Sam waited for her to finish the sentence but she shook her head. Even if he’d managed to punch through the sadness that made her seem so fragile when he’d met her on the trail, some of it hovered around her now. He wanted to chase it away again, but not by his usual means.
He studied her out of the corner of his eye. She seemed so vulnerable, but every conversation was revealing enough of her grit to reassure him AA was still in there.
“It was like saying goodbye to myself, the person I knew I was,” Avery said softly.
If he reached over to give her an encouraging hug, she’d make him regret it.
The urge to do it anyway was something he had to get under control.
“If we’re going to the library and the pie shop, you’re going to have to drive faster.

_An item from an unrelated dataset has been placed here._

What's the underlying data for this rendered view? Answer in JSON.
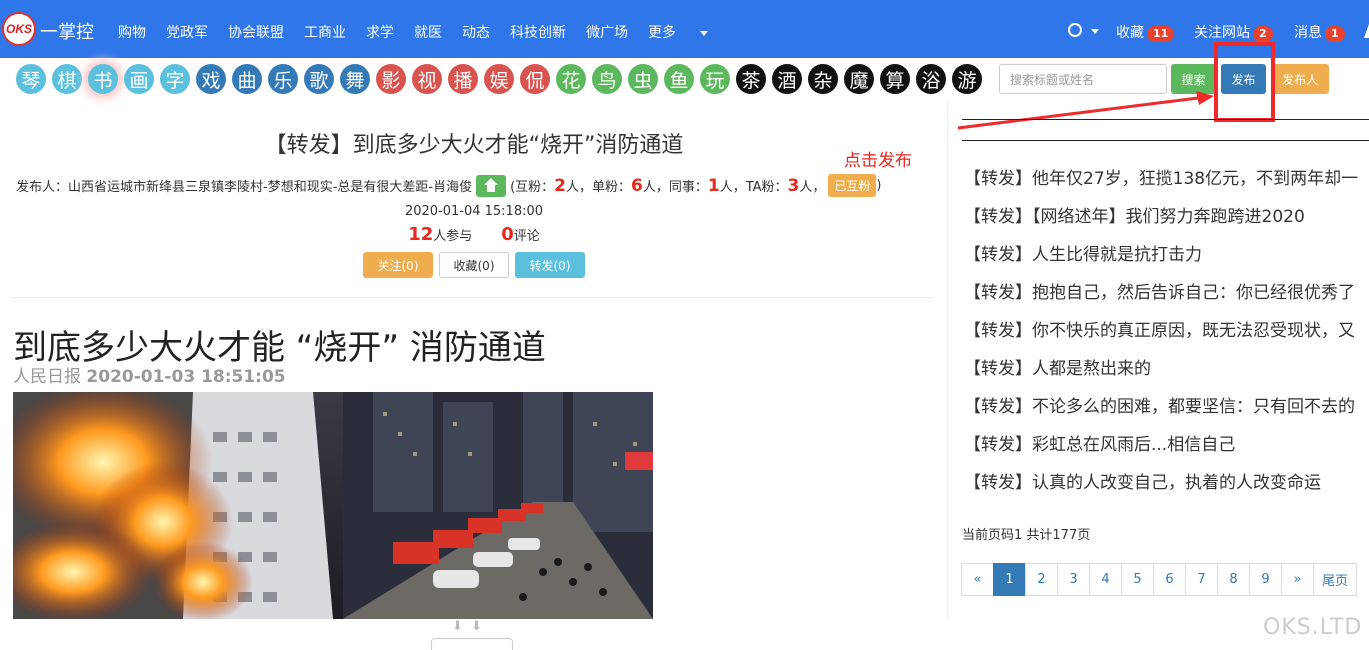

The library closes at five.” Avery tapped the digital display on the dashboard. “And since I’m out of the house like a perfectly normal human being who has no worrying grief or latent suicidal tendencies, I want my prizes.”
That was what he wanted to talk to her about, whatever it was that had her mother so worried, but she met his stare. “I’m fine, Sam. My mother will make sure of it.”
Here, in the sunshiny afternoon, it was easy to agree. Sam grunted. “Someday, I’m going to spend time analyzing how my stop for more leftovers took such a wrong turn.”
“When you head to this new job,” Avery said with a wave of her hand, “you’ll have time and distance. That makes it so much easier to see through my mother’s expert finagling.”
Sam shot her a quick look and then hung an arm out the window. “Yeah, and what brings you home, then? Time and distance sound good to me.”
“Sometimes you miss that finagling,” Avery said as she fussed with those windblown curls. “Sometimes you need it, Sam.”
The quick trip through Sweetwater was silent as he thought about her words. As he parked in a spot in the center of town, perfectly situated for both the library and the pie shop, Sam wondered if she was warning him. He’d never been away from home. What if he was as restless and dissatisfied in Colorado as he was here? There weren’t any bigger mountains for him to climb.